Plus discrète que l’intelligence artificielle connexionniste incarnée par l’apprentissage automatique avec l’apprentissage profond, l’IA symbolique aujourd’hui souvent appelée “GOFAI” pour Good Old Fashion AI reste active et adaptée à toute une catégorie de problèmes. En outre, elle peut venir compléter ou s’appuyer sur l’IA Numérique comme l’explique l’article Réconcilier les intelligences dans ce numéro. Nicholas Asher, chercheur CNRS à l’Institut de recherche en informatique de Toulouse (IRIT) et directeur scientifique du projet ANITI, définit cette branche comme une discipline qui « utilise le raisonnement formel et la logique ; c’est une approche cartésienne de l’intelligence, où les connaissances sont encodées à partir d’axiomes desquels on déduit des conséquences. La prédiction doit être juste même si l’on ne dispose pas de données exhaustives». Ce paradigme exploite la manipulation de connaissances sous formes de symboles et de propositions logiques couplée à un mécanisme d’inférence imitant le raisonnement humain dans la résolution de problèmes complexes, comme notamment les problèmes d’optimisation combinatoire, de planification, de décision multicritères. Sa force réside donc dans sa représentation des connaissances et dans son raisonnement par la logique donnant lieu dès le début des années 1970 aux systèmes experts¹ ou aux systèmes à base de connaissances. L’industrie financière utilise aussi la technologie CEP (Complex Event Processing) à base de règles spatio-temporelles dans les systèmes de trading.
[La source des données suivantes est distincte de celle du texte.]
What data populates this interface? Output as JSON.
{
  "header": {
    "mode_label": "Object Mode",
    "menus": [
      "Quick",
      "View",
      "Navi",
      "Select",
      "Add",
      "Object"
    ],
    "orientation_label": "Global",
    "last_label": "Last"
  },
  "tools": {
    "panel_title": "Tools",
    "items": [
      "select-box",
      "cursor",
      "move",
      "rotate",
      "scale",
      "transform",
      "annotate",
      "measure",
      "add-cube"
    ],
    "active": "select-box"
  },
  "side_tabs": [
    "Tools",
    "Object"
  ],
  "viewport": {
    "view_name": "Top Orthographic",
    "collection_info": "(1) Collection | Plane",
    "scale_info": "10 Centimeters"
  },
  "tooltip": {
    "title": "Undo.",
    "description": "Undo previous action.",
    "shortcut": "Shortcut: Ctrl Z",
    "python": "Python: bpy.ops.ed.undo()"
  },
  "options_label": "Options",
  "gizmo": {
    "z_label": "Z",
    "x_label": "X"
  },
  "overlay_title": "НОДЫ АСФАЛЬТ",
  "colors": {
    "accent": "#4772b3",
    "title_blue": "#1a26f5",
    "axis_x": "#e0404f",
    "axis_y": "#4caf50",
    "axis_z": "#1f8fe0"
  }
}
Représenter les connaissances

Reposant sur l’idée que « l’intelligence est surtout liée à la connaissance plus qu’à un problème de raisonnement », Edward Feigenbaum, père du premier système expert DENDRAL définit en 1977 l’ingénierie des connaissances (IC) (Knowledge Engineering) comme « l’art d’acquérir, de modéliser et de représenter la connaissance en vue de son utilisation par un ordinateur ». Pour cela, on peut s’appuyer sur :

  • Des représentations logiques construites selon une syntaxe précise. Ainsi, une base de connaissances est un ensemble de formules décrivant le domaine sur lequel s’appliquent des règles de raisonnement, comme dans le langage PROLOG².
  • Des réseaux sémantiques, des graphes conceptuels³ bénéficiant de mécanismes de raisonnement induits par les opérations de graphes comme l’homomorphisme de graphes.
  • Des ontologies qui constituent en soi un modèle de données représentatif d’un ensemble de concepts dans un domaine, ainsi que des relations entre ces concepts.

Les ontologies sont aujourd’hui utilisées pour modéliser et partager un ensemble de connaissances dans un domaine donné, comme par exemple dans le web sémantique ou en génie logiciel. L’inférence, ou le raisonnement, repose sur des opérations de déduction à partir d’informations implicites. Ainsi, ce mécanisme permet de créer des liens entre les informations afin d’en tirer une assertion, une conclusion ou une hypothèse. Par exemple, l’inférence bayésienne est un raisonnement permettant de déduire la probabilité de survenance ou non d’un événement. On distingue cependant trois catégories d’inférence, basées sur la manière dont les problèmes sont résolus :

  • les moteurs dits à « chaînage avant » qui partent des faits et règles de la base de connaissances et tentent de s’approcher des faits recherchés par le problème. Les règles sont utilisées dans le sens conditions vers conclusion ;
  • les moteurs dits à « chaînage arrière » qui partent des faits recherchés par le problème et tentent par l’intermédiaire des règles, de remonter à des faits connus. Les règles sont utilisées dans le sens conclusion vers conditions ;
  • les moteurs dits à « chaînage mixte » qui utilisent une combinaison de ces deux approches chaînage avant et chaînage arrière.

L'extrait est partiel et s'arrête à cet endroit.